Cher-e ami-e, Cher-e camarade,

Je commencerai comme il est de coutume par vous souhaiter  à tous une bonne année 2020 : une année solidaire, fraternelle et rebelle et par vous dire ma satisfaction de partager avec vous une nouvelle fois ce moment convivial.

Il y a un an nous étions dans cette même salle et nous évoquions les luttes des gilets jaunes et déjà les robes noires, les stylos rouges et les blouses blanches et tant d’autres manifestaient leurs colère partout en France.

L’année 2020 s’ouvre une nouvelle fois dans un contexte singulier avec des atteintes inédites portées à la justice sociale de notre pays, avec notamment le projet très contesté de réforme des retraites.

Dans la rue se mêlent, ce matin encore : cadres, employés, cheminots, hospitaliers, avocats, intermittents du spectacle, portuaires, marins,  publics, privé…. Tous les secteurs sont représentés et tous portent la même colère, le même sentiment que ce gouvernement a choisi le règne de la finance contre celui de l’humain.


Rappelons qu’en 2018, 298,8 milliards d’euros de revenus financiers ont été distribués (source INSEE) sans aucune cotisation pour notre système de protection sociale !

Cette contribution permettrait de récupérer 34 milliards d’euros à court terme.

Comment ne pas se souvenir des mots d’Ambroise Croizat : « La sécurité sociale est la seule création de richesse sans capital.
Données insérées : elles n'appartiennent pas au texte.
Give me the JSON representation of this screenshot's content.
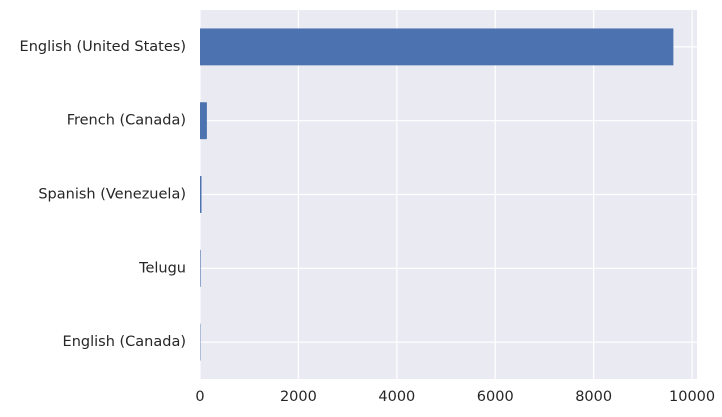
{
  "chart_data": {
    "type": "bar",
    "orientation": "horizontal",
    "title": "",
    "xlabel": "",
    "ylabel": "",
    "categories": [
      "English (United States)",
      "French (Canada)",
      "Spanish (Venezuela)",
      "Telugu",
      "English (Canada)"
    ],
    "values": [
      9620,
      140,
      30,
      12,
      8
    ],
    "xlim": [
      0,
      10100
    ],
    "x_ticks": [
      0,
      2000,
      4000,
      6000,
      8000,
      10000
    ],
    "x_tick_labels": [
      "0",
      "2000",
      "4000",
      "6000",
      "8000",
      "10000"
    ],
    "grid": true,
    "colors": {
      "bar": "#4c72b0",
      "plot_background": "#eaeaf2",
      "grid": "#ffffff"
    }
  }
}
La seule qui ne va pas dans la poche des actionnaires mais est directement investie pour le bien-être de nos citoyens. Faire appel au budget des contribuables pour la financer serait subordonner l’efficacité de la politique sociale à des considérations purement financières. Ce que nous refusons. »
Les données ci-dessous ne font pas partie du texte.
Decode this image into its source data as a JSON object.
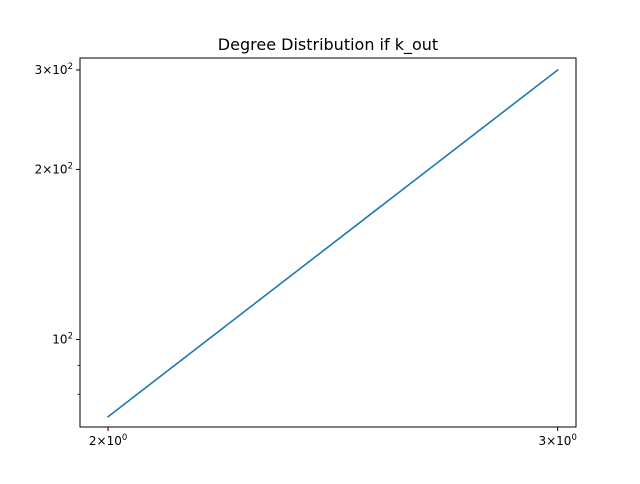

En ce qui me concerne, et avec beaucoup d’autres, je pense que comme Ambroise Croizat que d’autres choix s’imposent, tournés vers des valeurs de progrès social et de redistribution des richesses (…).

Et je suis bien d’accord avec ce qui a guidé Ambroise Croizat dans la mise en place de la Sécurité Sociale et ses orientations : «Mettre définitivement l’homme à l’abri du besoin, en finir avec la souffrance et les angoisses du lendemain ».

C’est d’autant plus crucial que la pauvreté frappe notre pays : plus de 9 millions de personnes vivent sous le seuil de pauvreté dont  de nombreux retraités et de nombreuses mères isolées,  et les enfants ne sont pas épargnés.

C’est la raison pour laquelle Evelyne Santoru-Joly indiquait, dans son billet pour Accent que les élu-es du groupe avaient réaffirmé lors du vote du budget que notre collectivité devait renforcer les actions en matière de solidarité car notre action de solidarité et d’insertion est avant tout une action pour la dignité humaine.

C’est pourquoi il faut relever le niveau de l’APA, l’aide à l’insertion, aux associations et à la construction de logements sociaux.

De son côté, l’UNICEF rappelle qu’en France, un enfant sur cinq vit sous le seuil de pauvreté, soit près de 3 millions d’enfants pauvres, ce qui représente un taux nettement supérieur à celui de l’ensemble de la population qui oscille autour des 14 %. Dans un quart des cas, les jeunes issus d’une famille dont les parents sont sans diplôme et pauvres sortent eux-mêmes de l’école en situation d’échec.  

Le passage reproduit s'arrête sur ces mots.